Her more interesting insight is that where there is a market-dominant minority, it will work to sabotage democracy. This identifies a tension between US's espousal of free markets on the one hand, and its rhetoric for the introduction of democracy in authoritarian countries on the other. The very sections of society that are benefiting from US-encouraged global capitalism will resist democratisation. Taking the case of Latin America, Amy Chua notes, "what these [European-blooded] elites decidedly don't want from democracy is to have property rights and economic policies suddenly determined by their country's poorly educated, impoverished Indian-blooded majorities… nor is it clear that democratization of the Arab states would be in Israel's best interests.

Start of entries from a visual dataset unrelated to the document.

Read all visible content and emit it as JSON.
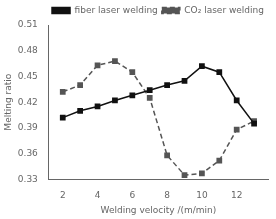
{
  "chart_data": {
    "type": "line",
    "xlabel": "Welding velocity /(m/min)",
    "ylabel": "Melting ratio",
    "x": [
      2,
      3,
      4,
      5,
      6,
      7,
      8,
      9,
      10,
      11,
      12,
      13
    ],
    "series": [
      {
        "name": "fiber laser welding",
        "color": "#111111",
        "marker": "square",
        "line_style": "solid",
        "values": [
          0.402,
          0.41,
          0.415,
          0.422,
          0.428,
          0.434,
          0.44,
          0.445,
          0.462,
          0.455,
          0.422,
          0.395
        ]
      },
      {
        "name": "CO₂ laser welding",
        "color": "#555555",
        "marker": "square",
        "line_style": "dashed",
        "values": [
          0.432,
          0.44,
          0.463,
          0.468,
          0.455,
          0.425,
          0.358,
          0.335,
          0.337,
          0.352,
          0.388,
          0.398
        ]
      }
    ],
    "xlim": [
      1.2,
      13.8
    ],
    "ylim": [
      0.33,
      0.51
    ],
    "xticks": [
      2,
      4,
      6,
      8,
      10,
      12
    ],
    "yticks": [
      0.33,
      0.36,
      0.39,
      0.42,
      0.45,
      0.48,
      0.51
    ],
    "grid": false,
    "legend": "upper right"
  }
}
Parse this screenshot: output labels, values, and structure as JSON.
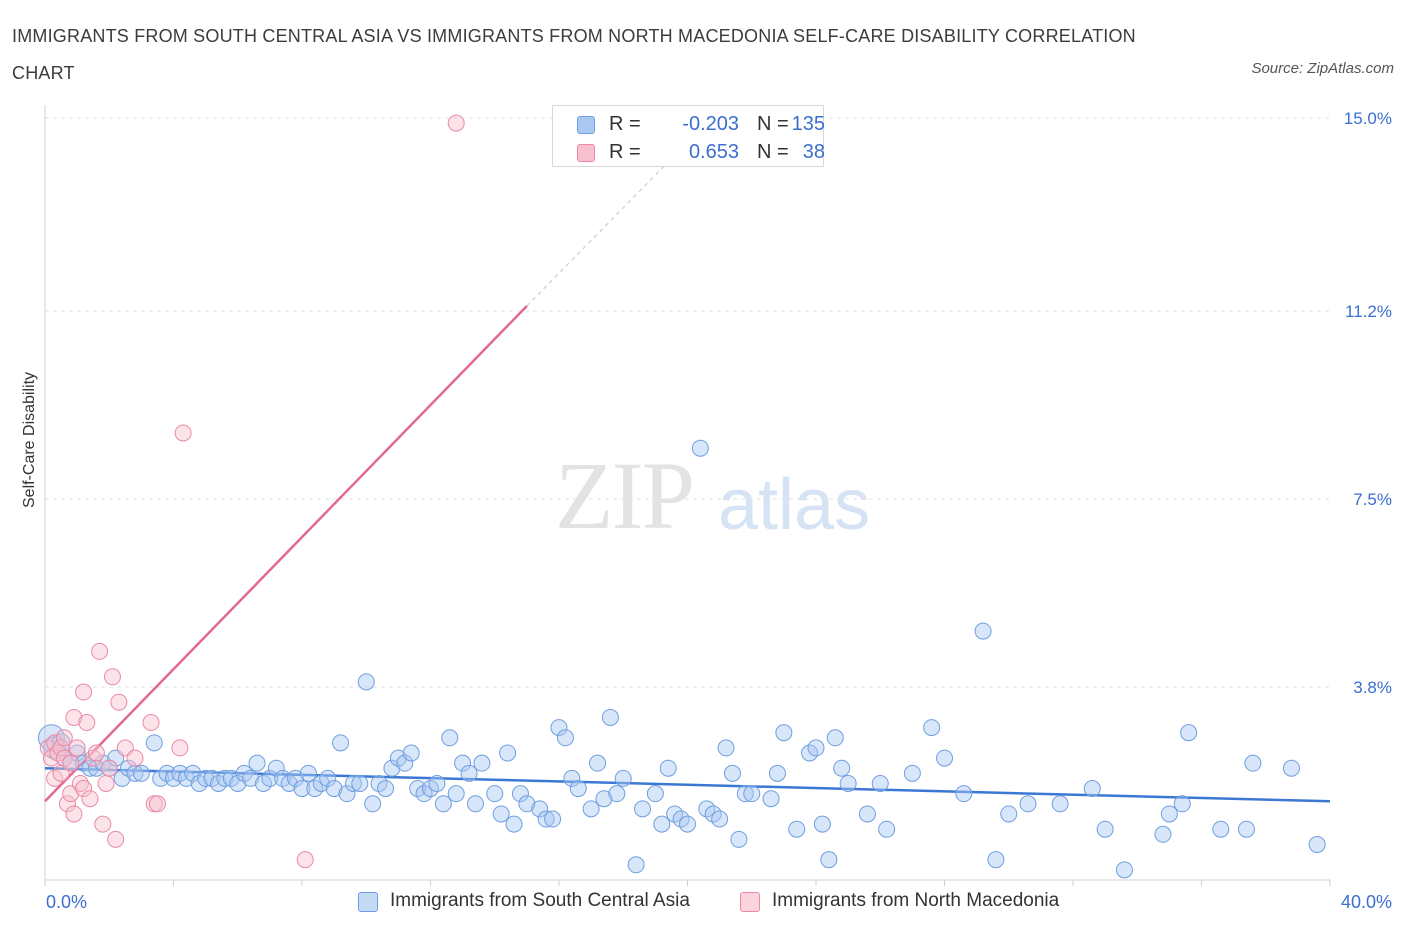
{
  "title": "IMMIGRANTS FROM SOUTH CENTRAL ASIA VS IMMIGRANTS FROM NORTH MACEDONIA SELF-CARE DISABILITY CORRELATION CHART",
  "source": "Source: ZipAtlas.com",
  "watermark": {
    "zip": "ZIP",
    "atlas": "atlas"
  },
  "legend": {
    "rows": [
      {
        "r_label": "R =",
        "r_value": "-0.203",
        "n_label": "N =",
        "n_value": "135",
        "color": "#a9c8f2",
        "border": "#6f9fe0"
      },
      {
        "r_label": "R =",
        "r_value": "0.653",
        "n_label": "N =",
        "n_value": "38",
        "color": "#f8c1cf",
        "border": "#e98aa5"
      }
    ]
  },
  "bottom_legend": [
    {
      "label": "Immigrants from South Central Asia",
      "color": "#c5daf7",
      "border": "#6f9fe0"
    },
    {
      "label": "Immigrants from North Macedonia",
      "color": "#fbd3dd",
      "border": "#e98aa5"
    }
  ],
  "chart_data": {
    "type": "scatter",
    "title": "IMMIGRANTS FROM SOUTH CENTRAL ASIA VS IMMIGRANTS FROM NORTH MACEDONIA SELF-CARE DISABILITY CORRELATION CHART",
    "ylabel": "Self-Care Disability",
    "xlabel": "",
    "xlim": [
      0,
      40
    ],
    "ylim": [
      0,
      15
    ],
    "x_tick_labels": [
      "0.0%",
      "40.0%"
    ],
    "y_ticks": [
      3.8,
      7.5,
      11.2,
      15.0
    ],
    "y_tick_labels": [
      "3.8%",
      "7.5%",
      "11.2%",
      "15.0%"
    ],
    "grid": "horizontal dashed",
    "legend_position": "top-center",
    "series": [
      {
        "name": "Immigrants from South Central Asia",
        "color": "#6f9fe0",
        "fill": "#a9c8f2",
        "r": -0.203,
        "n": 135,
        "trend": {
          "x": [
            0,
            40
          ],
          "y": [
            2.2,
            1.55
          ]
        },
        "points": [
          [
            0.2,
            2.8
          ],
          [
            0.3,
            2.6
          ],
          [
            0.5,
            2.7
          ],
          [
            0.6,
            2.4
          ],
          [
            0.8,
            2.3
          ],
          [
            1.0,
            2.5
          ],
          [
            1.2,
            2.3
          ],
          [
            1.4,
            2.2
          ],
          [
            1.6,
            2.2
          ],
          [
            1.8,
            2.3
          ],
          [
            2.0,
            2.2
          ],
          [
            2.2,
            2.4
          ],
          [
            2.4,
            2.0
          ],
          [
            2.6,
            2.2
          ],
          [
            2.8,
            2.1
          ],
          [
            3.0,
            2.1
          ],
          [
            3.4,
            2.7
          ],
          [
            3.6,
            2.0
          ],
          [
            3.8,
            2.1
          ],
          [
            4.0,
            2.0
          ],
          [
            4.2,
            2.1
          ],
          [
            4.4,
            2.0
          ],
          [
            4.6,
            2.1
          ],
          [
            4.8,
            1.9
          ],
          [
            5.0,
            2.0
          ],
          [
            5.2,
            2.0
          ],
          [
            5.4,
            1.9
          ],
          [
            5.6,
            2.0
          ],
          [
            5.8,
            2.0
          ],
          [
            6.0,
            1.9
          ],
          [
            6.2,
            2.1
          ],
          [
            6.4,
            2.0
          ],
          [
            6.6,
            2.3
          ],
          [
            6.8,
            1.9
          ],
          [
            7.0,
            2.0
          ],
          [
            7.2,
            2.2
          ],
          [
            7.4,
            2.0
          ],
          [
            7.6,
            1.9
          ],
          [
            7.8,
            2.0
          ],
          [
            8.0,
            1.8
          ],
          [
            8.2,
            2.1
          ],
          [
            8.4,
            1.8
          ],
          [
            8.6,
            1.9
          ],
          [
            8.8,
            2.0
          ],
          [
            9.0,
            1.8
          ],
          [
            9.2,
            2.7
          ],
          [
            9.4,
            1.7
          ],
          [
            9.6,
            1.9
          ],
          [
            9.8,
            1.9
          ],
          [
            10.0,
            3.9
          ],
          [
            10.2,
            1.5
          ],
          [
            10.4,
            1.9
          ],
          [
            10.6,
            1.8
          ],
          [
            10.8,
            2.2
          ],
          [
            11.0,
            2.4
          ],
          [
            11.2,
            2.3
          ],
          [
            11.4,
            2.5
          ],
          [
            11.6,
            1.8
          ],
          [
            11.8,
            1.7
          ],
          [
            12.0,
            1.8
          ],
          [
            12.2,
            1.9
          ],
          [
            12.4,
            1.5
          ],
          [
            12.6,
            2.8
          ],
          [
            12.8,
            1.7
          ],
          [
            13.0,
            2.3
          ],
          [
            13.2,
            2.1
          ],
          [
            13.4,
            1.5
          ],
          [
            13.6,
            2.3
          ],
          [
            14.0,
            1.7
          ],
          [
            14.2,
            1.3
          ],
          [
            14.4,
            2.5
          ],
          [
            14.6,
            1.1
          ],
          [
            14.8,
            1.7
          ],
          [
            15.0,
            1.5
          ],
          [
            15.4,
            1.4
          ],
          [
            15.6,
            1.2
          ],
          [
            15.8,
            1.2
          ],
          [
            16.0,
            3.0
          ],
          [
            16.2,
            2.8
          ],
          [
            16.4,
            2.0
          ],
          [
            16.6,
            1.8
          ],
          [
            17.0,
            1.4
          ],
          [
            17.2,
            2.3
          ],
          [
            17.4,
            1.6
          ],
          [
            17.6,
            3.2
          ],
          [
            17.8,
            1.7
          ],
          [
            18.0,
            2.0
          ],
          [
            18.4,
            0.3
          ],
          [
            18.6,
            1.4
          ],
          [
            19.0,
            1.7
          ],
          [
            19.2,
            1.1
          ],
          [
            19.4,
            2.2
          ],
          [
            19.6,
            1.3
          ],
          [
            19.8,
            1.2
          ],
          [
            20.0,
            1.1
          ],
          [
            20.4,
            8.5
          ],
          [
            20.6,
            1.4
          ],
          [
            20.8,
            1.3
          ],
          [
            21.0,
            1.2
          ],
          [
            21.2,
            2.6
          ],
          [
            21.4,
            2.1
          ],
          [
            21.6,
            0.8
          ],
          [
            21.8,
            1.7
          ],
          [
            22.0,
            1.7
          ],
          [
            22.6,
            1.6
          ],
          [
            22.8,
            2.1
          ],
          [
            23.0,
            2.9
          ],
          [
            23.4,
            1.0
          ],
          [
            23.8,
            2.5
          ],
          [
            24.0,
            2.6
          ],
          [
            24.2,
            1.1
          ],
          [
            24.4,
            0.4
          ],
          [
            24.6,
            2.8
          ],
          [
            24.8,
            2.2
          ],
          [
            25.0,
            1.9
          ],
          [
            25.6,
            1.3
          ],
          [
            26.0,
            1.9
          ],
          [
            26.2,
            1.0
          ],
          [
            27.0,
            2.1
          ],
          [
            27.6,
            3.0
          ],
          [
            28.0,
            2.4
          ],
          [
            28.6,
            1.7
          ],
          [
            29.2,
            4.9
          ],
          [
            29.6,
            0.4
          ],
          [
            30.0,
            1.3
          ],
          [
            30.6,
            1.5
          ],
          [
            31.6,
            1.5
          ],
          [
            32.6,
            1.8
          ],
          [
            33.0,
            1.0
          ],
          [
            33.6,
            0.2
          ],
          [
            34.8,
            0.9
          ],
          [
            35.0,
            1.3
          ],
          [
            35.4,
            1.5
          ],
          [
            35.6,
            2.9
          ],
          [
            36.6,
            1.0
          ],
          [
            37.4,
            1.0
          ],
          [
            37.6,
            2.3
          ],
          [
            38.8,
            2.2
          ],
          [
            39.6,
            0.7
          ]
        ]
      },
      {
        "name": "Immigrants from North Macedonia",
        "color": "#e98aa5",
        "fill": "#f8c1cf",
        "r": 0.653,
        "n": 38,
        "trend": {
          "x": [
            0,
            15
          ],
          "y": [
            1.55,
            11.3
          ]
        },
        "trend_dashed_extension": {
          "x": [
            15,
            19.5
          ],
          "y": [
            11.3,
            14.2
          ]
        },
        "points": [
          [
            0.1,
            2.6
          ],
          [
            0.2,
            2.4
          ],
          [
            0.3,
            2.7
          ],
          [
            0.3,
            2.0
          ],
          [
            0.4,
            2.5
          ],
          [
            0.5,
            2.6
          ],
          [
            0.5,
            2.1
          ],
          [
            0.6,
            2.4
          ],
          [
            0.7,
            1.5
          ],
          [
            0.8,
            1.7
          ],
          [
            0.8,
            2.3
          ],
          [
            0.9,
            3.2
          ],
          [
            0.9,
            1.3
          ],
          [
            1.0,
            2.6
          ],
          [
            1.1,
            1.9
          ],
          [
            1.2,
            1.8
          ],
          [
            1.2,
            3.7
          ],
          [
            1.3,
            3.1
          ],
          [
            1.4,
            1.6
          ],
          [
            1.5,
            2.4
          ],
          [
            1.6,
            2.5
          ],
          [
            1.7,
            4.5
          ],
          [
            1.8,
            1.1
          ],
          [
            1.9,
            1.9
          ],
          [
            2.0,
            2.2
          ],
          [
            2.1,
            4.0
          ],
          [
            2.2,
            0.8
          ],
          [
            2.3,
            3.5
          ],
          [
            2.5,
            2.6
          ],
          [
            2.8,
            2.4
          ],
          [
            3.3,
            3.1
          ],
          [
            3.4,
            1.5
          ],
          [
            3.5,
            1.5
          ],
          [
            4.2,
            2.6
          ],
          [
            4.3,
            8.8
          ],
          [
            8.1,
            0.4
          ],
          [
            12.8,
            14.9
          ],
          [
            0.6,
            2.8
          ]
        ]
      }
    ]
  }
}
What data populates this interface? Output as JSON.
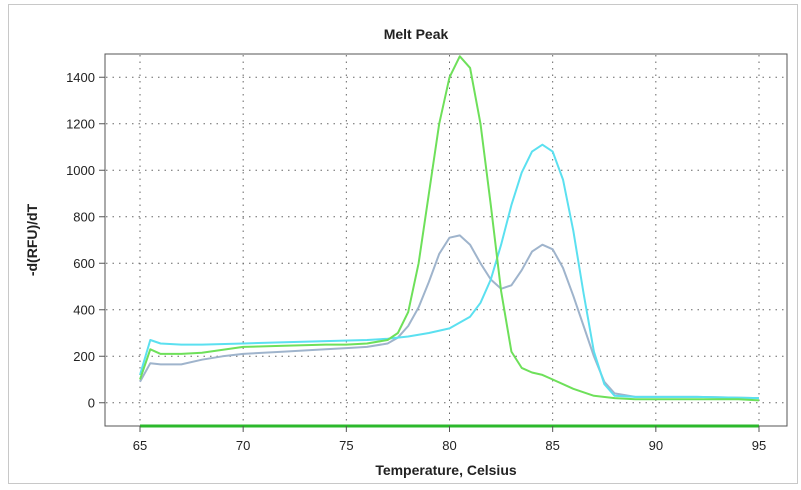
{
  "chart_data": {
    "type": "line",
    "title": "Melt Peak",
    "xlabel": "Temperature, Celsius",
    "ylabel": "-d(RFU)/dT",
    "xlim": [
      65,
      95
    ],
    "ylim": [
      -100,
      1500
    ],
    "xticks": [
      65,
      70,
      75,
      80,
      85,
      90,
      95
    ],
    "yticks": [
      0,
      200,
      400,
      600,
      800,
      1000,
      1200,
      1400
    ],
    "grid": true,
    "series": [
      {
        "color": "#9fb4cc",
        "x": [
          65,
          65.5,
          66,
          67,
          68,
          69,
          70,
          72,
          74,
          75,
          76,
          77,
          77.5,
          78,
          78.5,
          79,
          79.5,
          80,
          80.5,
          81,
          81.5,
          82,
          82.5,
          83,
          83.5,
          84,
          84.5,
          85,
          85.5,
          86,
          86.5,
          87,
          87.5,
          88,
          89,
          90,
          92,
          95
        ],
        "y": [
          90,
          170,
          165,
          165,
          185,
          200,
          210,
          220,
          230,
          235,
          240,
          255,
          280,
          330,
          410,
          520,
          640,
          710,
          720,
          680,
          600,
          530,
          490,
          505,
          570,
          650,
          680,
          660,
          580,
          460,
          330,
          200,
          90,
          40,
          25,
          25,
          25,
          20
        ]
      },
      {
        "color": "#5be0f0",
        "x": [
          65,
          65.5,
          66,
          67,
          68,
          70,
          72,
          74,
          76,
          77,
          78,
          79,
          80,
          81,
          81.5,
          82,
          82.5,
          83,
          83.5,
          84,
          84.5,
          85,
          85.5,
          86,
          86.5,
          87,
          87.5,
          88,
          89,
          90,
          92,
          95
        ],
        "y": [
          120,
          270,
          255,
          250,
          250,
          255,
          260,
          265,
          270,
          275,
          285,
          300,
          320,
          370,
          430,
          530,
          680,
          850,
          990,
          1080,
          1110,
          1080,
          960,
          740,
          470,
          220,
          80,
          30,
          25,
          25,
          25,
          20
        ]
      },
      {
        "color": "#6ee05a",
        "x": [
          65,
          65.5,
          66,
          67,
          68,
          70,
          72,
          74,
          75,
          76,
          77,
          77.5,
          78,
          78.5,
          79,
          79.5,
          80,
          80.5,
          81,
          81.5,
          82,
          82.5,
          83,
          83.5,
          84,
          84.5,
          85,
          86,
          87,
          88,
          89,
          90,
          92,
          94,
          95
        ],
        "y": [
          100,
          230,
          210,
          210,
          215,
          240,
          245,
          250,
          250,
          255,
          270,
          300,
          390,
          600,
          900,
          1200,
          1400,
          1490,
          1440,
          1200,
          850,
          480,
          220,
          150,
          130,
          120,
          100,
          60,
          30,
          20,
          15,
          15,
          15,
          15,
          10
        ]
      },
      {
        "color": "#2cb82c",
        "x": [
          65,
          95
        ],
        "y": [
          -100,
          -100
        ]
      }
    ]
  }
}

In Egypt for example, rapid democratization might well bring to power a regime much more hostile to Israel than Hosni Mobarek's autocratic military rule". She notes that "majority rule in many countries outside the west could indeed produce anti-market, ethnically violent outcomes".
It is disappointing that given her candour elsewhere Chua does not really face up to the canker in the apple: how can a greedy capitalist culture marked by scandals such as Enron within the US itself be something fit for export? Why is a policy of protectionism and domestic subsidy practiced by the US and European countries, but denied to others? Moreover she compromises on the issue of democratisation, suggesting full-scale democracy should be moderated: "the United States should not promote unrestrained, overnight majority rule…In the West the primary restraints on the excesses of majority rule take the form of constitutional safeguards - minority protections and guarantees against arbitrary government confiscations. But as with the Western style welfare state, Western style constitutional safeguards may not be realistic or adequate outside the West". Why ever not? Isn't India's Supreme Court doing the very thing at the moment in its rulings relating to felonies by the BJP government of Gujarat? Her's is a prescription that smacks of "you're not ready for democracy, not yet". If 'democracy' was substituted by 'self-rule', then this is exactly what the colonialists used to say yesteryear. Readers interested in a more substantive criticism of global capitalism and the US's new world order would find much useful information in an amazing magazine published in Penang, Malaysia by the Third World Network, the monthly 'Third World Resurgence'.